Modelling nonlinear systems
Thanos Kehagias
kehagias at eng.auth.gr
Thu Mar 18 02:18:56 EST 1993
Regarding J.R. Chen's paper:
I think it is important to define in what sense "modelling" is understtood.
I have not read the Doya paper, but my guess is that it is an approximation
result (rather than exat representation). If it is an approximation
result, the sense of approximation (norm or metric used) is important.
For instance: in the stochastic context, there is a well known statistical
theorem, the Wold theorem, which says that every continuous valued, finite
second moment, stochastic process can be approximated by ARMA models. The
models are (as one would expect) of increasing order (finite but unbounded).
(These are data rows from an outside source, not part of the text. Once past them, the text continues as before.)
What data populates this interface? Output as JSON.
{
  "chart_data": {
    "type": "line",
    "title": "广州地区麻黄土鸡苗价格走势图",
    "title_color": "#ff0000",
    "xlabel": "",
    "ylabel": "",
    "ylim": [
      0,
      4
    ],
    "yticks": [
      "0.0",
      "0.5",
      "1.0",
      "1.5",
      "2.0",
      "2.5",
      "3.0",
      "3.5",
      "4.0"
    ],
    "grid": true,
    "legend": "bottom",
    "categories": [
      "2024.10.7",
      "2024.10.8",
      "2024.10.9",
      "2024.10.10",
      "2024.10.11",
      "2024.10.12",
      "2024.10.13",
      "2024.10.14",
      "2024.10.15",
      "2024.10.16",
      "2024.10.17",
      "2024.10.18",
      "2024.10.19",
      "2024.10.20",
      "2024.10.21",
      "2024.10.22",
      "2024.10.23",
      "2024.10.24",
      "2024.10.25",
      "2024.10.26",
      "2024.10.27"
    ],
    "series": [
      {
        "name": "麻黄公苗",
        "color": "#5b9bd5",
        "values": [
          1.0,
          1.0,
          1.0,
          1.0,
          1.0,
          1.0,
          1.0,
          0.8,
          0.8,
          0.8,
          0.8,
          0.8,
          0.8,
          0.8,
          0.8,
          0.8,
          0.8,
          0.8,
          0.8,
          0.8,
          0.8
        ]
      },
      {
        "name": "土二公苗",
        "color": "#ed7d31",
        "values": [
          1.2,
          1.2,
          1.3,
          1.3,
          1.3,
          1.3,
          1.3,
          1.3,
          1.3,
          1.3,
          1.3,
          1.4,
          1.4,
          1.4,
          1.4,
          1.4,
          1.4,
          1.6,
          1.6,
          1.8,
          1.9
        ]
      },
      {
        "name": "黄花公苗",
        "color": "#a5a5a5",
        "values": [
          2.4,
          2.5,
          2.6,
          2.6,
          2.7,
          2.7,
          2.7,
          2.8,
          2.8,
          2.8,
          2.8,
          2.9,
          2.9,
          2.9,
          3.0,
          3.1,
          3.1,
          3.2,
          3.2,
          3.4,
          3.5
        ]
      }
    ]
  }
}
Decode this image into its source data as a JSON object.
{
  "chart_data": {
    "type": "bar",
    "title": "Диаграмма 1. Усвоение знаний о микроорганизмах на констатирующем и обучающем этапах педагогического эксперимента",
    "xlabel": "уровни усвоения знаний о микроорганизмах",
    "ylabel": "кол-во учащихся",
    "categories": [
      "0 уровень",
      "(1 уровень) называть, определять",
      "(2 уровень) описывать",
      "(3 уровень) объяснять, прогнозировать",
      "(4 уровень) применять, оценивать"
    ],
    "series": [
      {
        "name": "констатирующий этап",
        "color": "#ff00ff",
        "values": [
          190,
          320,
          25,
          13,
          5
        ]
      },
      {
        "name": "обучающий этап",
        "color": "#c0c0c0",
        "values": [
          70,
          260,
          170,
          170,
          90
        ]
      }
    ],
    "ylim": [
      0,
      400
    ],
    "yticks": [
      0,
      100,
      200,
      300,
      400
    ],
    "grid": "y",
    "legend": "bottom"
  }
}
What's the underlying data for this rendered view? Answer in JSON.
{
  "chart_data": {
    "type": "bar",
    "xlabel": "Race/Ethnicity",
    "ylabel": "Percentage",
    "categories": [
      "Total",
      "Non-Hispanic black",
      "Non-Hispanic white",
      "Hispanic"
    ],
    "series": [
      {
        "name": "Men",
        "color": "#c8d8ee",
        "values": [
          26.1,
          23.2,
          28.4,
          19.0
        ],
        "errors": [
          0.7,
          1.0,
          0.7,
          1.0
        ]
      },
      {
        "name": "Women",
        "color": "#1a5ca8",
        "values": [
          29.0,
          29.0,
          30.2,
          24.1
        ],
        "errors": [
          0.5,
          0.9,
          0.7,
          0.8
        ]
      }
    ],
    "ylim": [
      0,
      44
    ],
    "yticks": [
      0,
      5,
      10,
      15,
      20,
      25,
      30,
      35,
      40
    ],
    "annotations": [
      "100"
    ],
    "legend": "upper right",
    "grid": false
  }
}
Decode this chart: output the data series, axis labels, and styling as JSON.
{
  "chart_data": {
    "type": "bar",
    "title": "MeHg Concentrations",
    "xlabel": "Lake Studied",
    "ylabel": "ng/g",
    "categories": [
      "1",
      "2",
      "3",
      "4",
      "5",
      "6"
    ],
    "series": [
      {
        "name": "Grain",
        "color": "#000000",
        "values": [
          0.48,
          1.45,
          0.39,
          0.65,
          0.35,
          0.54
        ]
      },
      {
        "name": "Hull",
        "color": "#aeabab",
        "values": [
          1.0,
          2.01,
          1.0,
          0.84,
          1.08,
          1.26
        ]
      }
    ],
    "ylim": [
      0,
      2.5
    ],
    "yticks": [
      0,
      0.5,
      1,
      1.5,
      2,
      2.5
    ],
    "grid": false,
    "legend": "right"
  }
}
The approximation is in the L2 sense (l.i.m., limit in the mean), that is
E([X-X_n]^2) goes to 0, where X is the original process and X_n, n=1,2, ... is
the approximating ARMA process. I expect this can also handle stochastic input/
output processes, if the input output pair (X,U) is considered as a joint
process.
I have proved a similar result in my thesis about approximating finite state
stoch. processes with Hidden Markov Models. The approximation is in two senses:
weak (approximation of measures) and cross entropy. Since for every HMM it is
easy to build an output equivalent network of finite automata, this gets really close to the notion of recurrent networks with sigmoid neurons.
Of course this
is all for stochastic networks/ probabilistic processes. In the deterministic
case one would probably be interested in a different sense of approximation,
e.g. L2 or L-infinity approximation.
Is the Doya paper in the ohio archive?